Practical Assessment of Redox-Based Groundwater Remediation Technologies

Mineral surfaces play an important role in the attenuation of contaminants in the subsurface. As a consequence, understanding the reduction potential of those surfaces is important for predicting the rates at which contaminants will be degraded in groundwater. Conventional measurement of oxidation-reduction potential (ORP) using a platinum electrode reflects aqueous solution chemistry, but does not fully reflect redox processes at mineral surfaces. 
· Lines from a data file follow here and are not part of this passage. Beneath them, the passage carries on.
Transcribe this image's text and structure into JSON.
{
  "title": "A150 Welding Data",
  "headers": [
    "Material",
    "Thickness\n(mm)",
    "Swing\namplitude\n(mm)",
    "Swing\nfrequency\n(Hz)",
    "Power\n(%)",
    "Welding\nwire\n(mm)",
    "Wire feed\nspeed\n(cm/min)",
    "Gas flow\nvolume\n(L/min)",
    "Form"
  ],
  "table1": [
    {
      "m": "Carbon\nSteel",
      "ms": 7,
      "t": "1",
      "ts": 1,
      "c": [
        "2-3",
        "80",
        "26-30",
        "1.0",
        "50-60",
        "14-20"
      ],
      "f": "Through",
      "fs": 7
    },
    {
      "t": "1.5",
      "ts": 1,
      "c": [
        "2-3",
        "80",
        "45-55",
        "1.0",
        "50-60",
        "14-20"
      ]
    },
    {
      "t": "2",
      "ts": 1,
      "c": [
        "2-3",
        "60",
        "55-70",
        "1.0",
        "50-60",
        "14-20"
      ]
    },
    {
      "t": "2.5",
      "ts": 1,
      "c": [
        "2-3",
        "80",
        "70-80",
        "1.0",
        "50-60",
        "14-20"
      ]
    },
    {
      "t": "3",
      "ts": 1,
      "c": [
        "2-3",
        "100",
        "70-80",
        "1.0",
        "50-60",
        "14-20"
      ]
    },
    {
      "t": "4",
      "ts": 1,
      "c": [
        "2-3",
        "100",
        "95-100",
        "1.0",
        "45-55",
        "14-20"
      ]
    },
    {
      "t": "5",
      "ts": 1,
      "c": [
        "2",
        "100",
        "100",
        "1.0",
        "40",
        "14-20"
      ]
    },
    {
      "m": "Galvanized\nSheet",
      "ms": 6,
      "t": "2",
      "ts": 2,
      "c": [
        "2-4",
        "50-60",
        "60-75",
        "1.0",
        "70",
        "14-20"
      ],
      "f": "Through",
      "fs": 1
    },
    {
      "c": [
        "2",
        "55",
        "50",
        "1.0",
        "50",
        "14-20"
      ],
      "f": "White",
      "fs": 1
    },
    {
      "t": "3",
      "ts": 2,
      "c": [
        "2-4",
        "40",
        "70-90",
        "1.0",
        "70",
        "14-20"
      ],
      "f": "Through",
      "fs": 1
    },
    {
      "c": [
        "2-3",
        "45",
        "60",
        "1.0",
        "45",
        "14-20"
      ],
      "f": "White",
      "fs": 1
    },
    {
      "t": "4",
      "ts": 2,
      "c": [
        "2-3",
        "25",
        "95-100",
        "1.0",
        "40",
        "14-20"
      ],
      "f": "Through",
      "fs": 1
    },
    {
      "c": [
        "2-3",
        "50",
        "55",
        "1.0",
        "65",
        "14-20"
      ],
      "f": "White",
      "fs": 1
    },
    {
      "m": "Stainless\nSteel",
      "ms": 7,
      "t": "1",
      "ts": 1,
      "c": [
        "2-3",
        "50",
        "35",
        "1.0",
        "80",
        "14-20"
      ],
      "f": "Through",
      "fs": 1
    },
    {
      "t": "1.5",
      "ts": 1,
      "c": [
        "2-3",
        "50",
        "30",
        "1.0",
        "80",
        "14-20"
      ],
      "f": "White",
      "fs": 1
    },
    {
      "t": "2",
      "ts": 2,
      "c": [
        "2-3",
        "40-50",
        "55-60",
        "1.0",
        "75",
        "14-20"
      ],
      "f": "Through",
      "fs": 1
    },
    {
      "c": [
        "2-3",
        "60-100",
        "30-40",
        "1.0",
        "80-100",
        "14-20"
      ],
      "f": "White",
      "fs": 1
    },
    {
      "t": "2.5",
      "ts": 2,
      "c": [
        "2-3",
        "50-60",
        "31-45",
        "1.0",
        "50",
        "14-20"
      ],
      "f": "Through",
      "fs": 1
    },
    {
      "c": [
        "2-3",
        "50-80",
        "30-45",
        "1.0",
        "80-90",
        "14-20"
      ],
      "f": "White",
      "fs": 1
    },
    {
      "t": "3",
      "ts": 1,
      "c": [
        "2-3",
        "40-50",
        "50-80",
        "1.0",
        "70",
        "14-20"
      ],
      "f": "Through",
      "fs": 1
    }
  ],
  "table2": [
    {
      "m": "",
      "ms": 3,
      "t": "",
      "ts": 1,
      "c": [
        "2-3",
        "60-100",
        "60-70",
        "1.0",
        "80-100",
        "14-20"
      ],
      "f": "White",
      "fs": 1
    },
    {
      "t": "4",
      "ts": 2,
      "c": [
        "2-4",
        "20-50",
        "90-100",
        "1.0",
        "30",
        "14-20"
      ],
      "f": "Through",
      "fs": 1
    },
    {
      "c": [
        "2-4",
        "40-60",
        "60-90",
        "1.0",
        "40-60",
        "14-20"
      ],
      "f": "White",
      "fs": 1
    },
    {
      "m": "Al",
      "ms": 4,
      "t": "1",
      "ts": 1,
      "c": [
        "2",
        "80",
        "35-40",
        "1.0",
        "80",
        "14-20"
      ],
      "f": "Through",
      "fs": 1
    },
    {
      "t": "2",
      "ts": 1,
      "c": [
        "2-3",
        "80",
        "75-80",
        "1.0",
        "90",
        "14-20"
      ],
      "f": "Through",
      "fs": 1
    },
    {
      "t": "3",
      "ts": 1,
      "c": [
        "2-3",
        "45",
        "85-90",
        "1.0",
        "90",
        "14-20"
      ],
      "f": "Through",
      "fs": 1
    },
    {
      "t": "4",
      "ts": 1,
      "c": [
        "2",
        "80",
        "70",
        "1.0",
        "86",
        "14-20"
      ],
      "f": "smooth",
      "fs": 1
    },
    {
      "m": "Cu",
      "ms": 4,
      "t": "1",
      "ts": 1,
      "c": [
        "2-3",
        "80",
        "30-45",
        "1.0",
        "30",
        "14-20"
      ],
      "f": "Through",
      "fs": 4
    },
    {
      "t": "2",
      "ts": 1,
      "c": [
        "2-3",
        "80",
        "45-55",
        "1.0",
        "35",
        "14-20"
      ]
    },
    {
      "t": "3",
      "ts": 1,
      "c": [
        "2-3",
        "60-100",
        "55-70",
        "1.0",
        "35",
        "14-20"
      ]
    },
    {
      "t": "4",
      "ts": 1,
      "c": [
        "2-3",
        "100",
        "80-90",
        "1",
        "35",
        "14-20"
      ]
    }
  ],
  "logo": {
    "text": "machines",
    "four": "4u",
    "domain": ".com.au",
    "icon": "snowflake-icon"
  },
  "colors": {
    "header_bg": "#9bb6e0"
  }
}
To improve the assessment of reduction potential, Dr. Paul Tratnyek and his team at the Oregon Health & Science University are developing redox-sensitive indicators as chemical redox probes (CRPs) under SERDP project ER-2308. To be effective, a CRP must come in direct contact with the mineral surfaces. This can be accomplished using “push-pull” tests or, more precisely, pull-push-pull tests in which: 1) groundwater is carefully brought to the surface and mixed with one or more CRPs, 2) re-injected into the subsurface, 3) allowed to remain in the subsurface for periods of minutes to hours depending on site conditions, 4) extracted back to ground surface, 5) analyzed by UV-visible or fluorescence spectroscopy to determine the extent of reduction of the dye, and 6) the fraction of the dye that is reduced is used in the Nernst equation to calculate a reduction potential that includes the effects of the mineral surfaces. This process is shown in the accompanying video.

In general, redox potentials determined on aquifer material using CRPs are 100 or more millivolts more negative (more reducing) than the ORPs measured on pore water in the conventional fashion. Preliminary results also indicated that the CRP determined potentials are more predictive of contaminant reduction rates.

The new tools developed under this project will directly benefit the planning and implementation of remedies for chlorinated solvent contaminated groundwater. They will be applicable early in the site characterization process to help determine what remediation approach is best suited to the site. They also will be useful in a "before and after" mode to assess the effectiveness of augmentation or stimulation. Finally, they will help to determine when remediation activities at sites are not performing as anticipated and can provide an improved scientific basis for terminating remediation activities, if necessary.